Damit sind die guten Nachrichten aber auch schon erschöpft: Die Kerninflation sank im April lediglich auf 5,0%, der Preisdruck bleibt grundlegend bestehen. Dienstleistungen verteuerten sich gegenüber dem Monat März schon wieder um 0,8%, auf Jahresebene hat sich deren Preisanstieg erst auf 7,0% verringert. Das bedeutet in der Realität eine zweistellige Teuerung bei Wohnen und Auto, Postdiensten oder Körperpflege. Aber auch Urlaubsreisen (+8,5%) wurden gegenüber Anfang 2024 merklich teurer. Tabakwaren zogen im April schon wieder um 2,4%, auf Jahresebene um 7% an. Und auch Haushaltsenergie wurde – wegen der kühleren Witterung – um 3,5% teurer, wobei die Ungarn für ihr Heizungsgas sogar 7-8,5% mehr Geld auf den Tisch legen mussten. Besonders irritierend ist die Statistik bei langlebigen Verbrauchsgütern, die binnen zwölf Monaten um durchschnittlich 2,0% teurer wurden. Das liegt vor allem an günstigeren Preisen für Gebrauchtwagen, wohingegen die Neuwagenpreise erneut um mehr als 6% anzogen, die Preise für Möbel um gut 3,5% zulegten und Schmuck sogar um 22% teurer wurde.

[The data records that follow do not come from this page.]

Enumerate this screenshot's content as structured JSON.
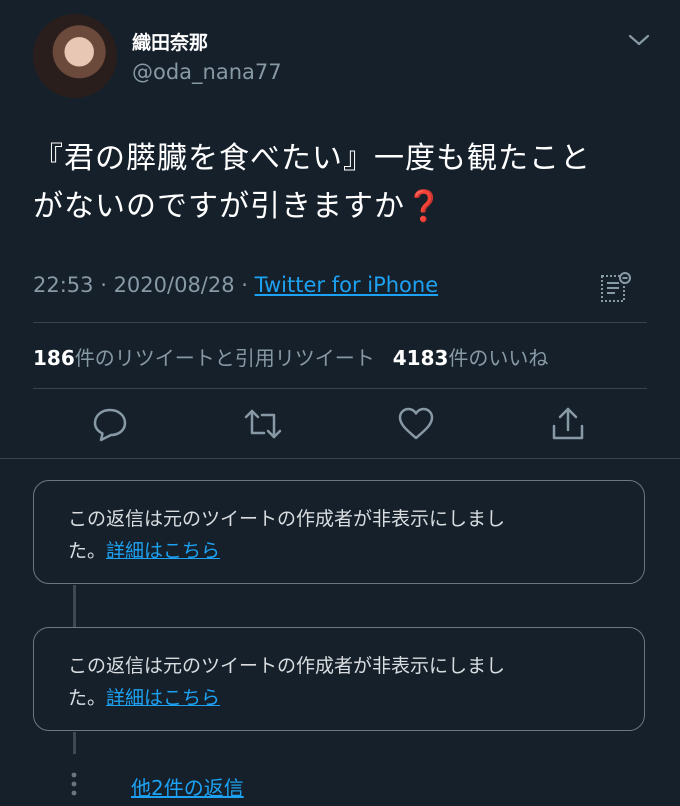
{
  "tweet": {
    "author_name": "織田奈那",
    "author_handle": "@oda_nana77",
    "text_part1": "『君の膵臓を食べたい』一度も観たこと",
    "text_part2": "がないのですが引きますか",
    "text_emoji": "❓",
    "time": "22:53",
    "date": "2020/08/28",
    "separator": " · ",
    "source": "Twitter for iPhone"
  },
  "stats": {
    "retweets_count": "186",
    "retweets_label": "件のリツイートと引用リツイート",
    "likes_count": "4183",
    "likes_label": "件のいいね"
  },
  "icons": {
    "caret": "chevron-down-icon",
    "analytics": "analytics-icon",
    "reply": "reply-icon",
    "retweet": "retweet-icon",
    "like": "heart-icon",
    "share": "share-icon",
    "more": "more-vertical-icon"
  },
  "hidden_replies": [
    {
      "text_line1": "この返信は元のツイートの作成者が非表示にしまし",
      "text_line2": "た。",
      "link": "詳細はこちら"
    },
    {
      "text_line1": "この返信は元のツイートの作成者が非表示にしまし",
      "text_line2": "た。",
      "link": "詳細はこちら"
    }
  ],
  "more_replies": "他2件の返信",
  "colors": {
    "background": "#15202b",
    "secondary_text": "#8899a6",
    "accent": "#1da1f2",
    "emoji": "#e0245e"
  }
}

Wenig Spielraum für Notenbank
Wegen auslaufender Basiseffekte ist der Spielraum für einen weiteren Rückgang der Inflation eingeschränkt. Das erhöht die Gefahr, dass die Regierung aus politischen Gründen an ihrem Kurs der Preiseingriffe festhalten und diesen womöglich noch verschärfen wird – ungeachtet der durch Nebenwirkungen ausgelösten Kopfschmerzen. Mit Wirkung vom 19. Mai kommt der „Preisstopp“ bei den Drogerieketten, wo die Handelsspanne – vorerst bis Ende August – auf 15% maximiert wird.

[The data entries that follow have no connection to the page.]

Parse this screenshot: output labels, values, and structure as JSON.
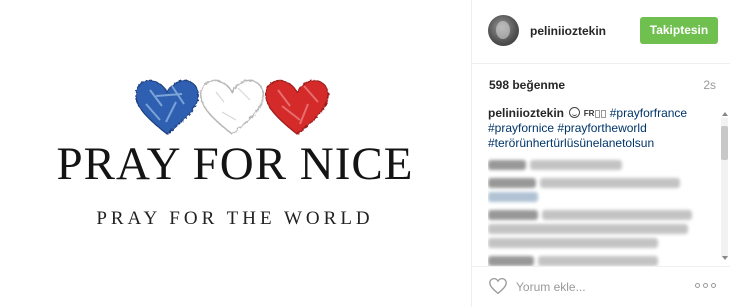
{
  "post_image": {
    "headline": "PRAY FOR NICE",
    "subline": "PRAY FOR THE WORLD",
    "heart_colors": [
      "#2f5fb0",
      "#e8e8e8",
      "#d42a2a"
    ]
  },
  "header": {
    "username": "peliniioztekin",
    "follow_button": "Takiptesin",
    "follow_color": "#70c050"
  },
  "stats": {
    "likes": "598 beğenme",
    "time": "2s"
  },
  "caption": {
    "username": "peliniioztekin",
    "emoji_text": "FR",
    "tags": [
      "#prayforfrance",
      "#prayfornice",
      "#prayfortheworld",
      "#terörünhertürlüsünelanetolsun"
    ]
  },
  "footer": {
    "comment_placeholder": "Yorum ekle..."
  }
}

Die Ungarische Nationalbank (MNB) dürfte nach weitem Konsens der Analysten den Leitzins dauerhaft auf 6,5% belassen. Am ehesten könnten den Währungshütern deutlichere Schnitte der EZB und der Fed Futter für ein, zwei Zinssenkungen geben, vorausgesetzt, der Forint bewahrt seine momentan recht stabile Position mit Wechselkursen um 405 zum Euro und 360 Forint zum US-Dollar.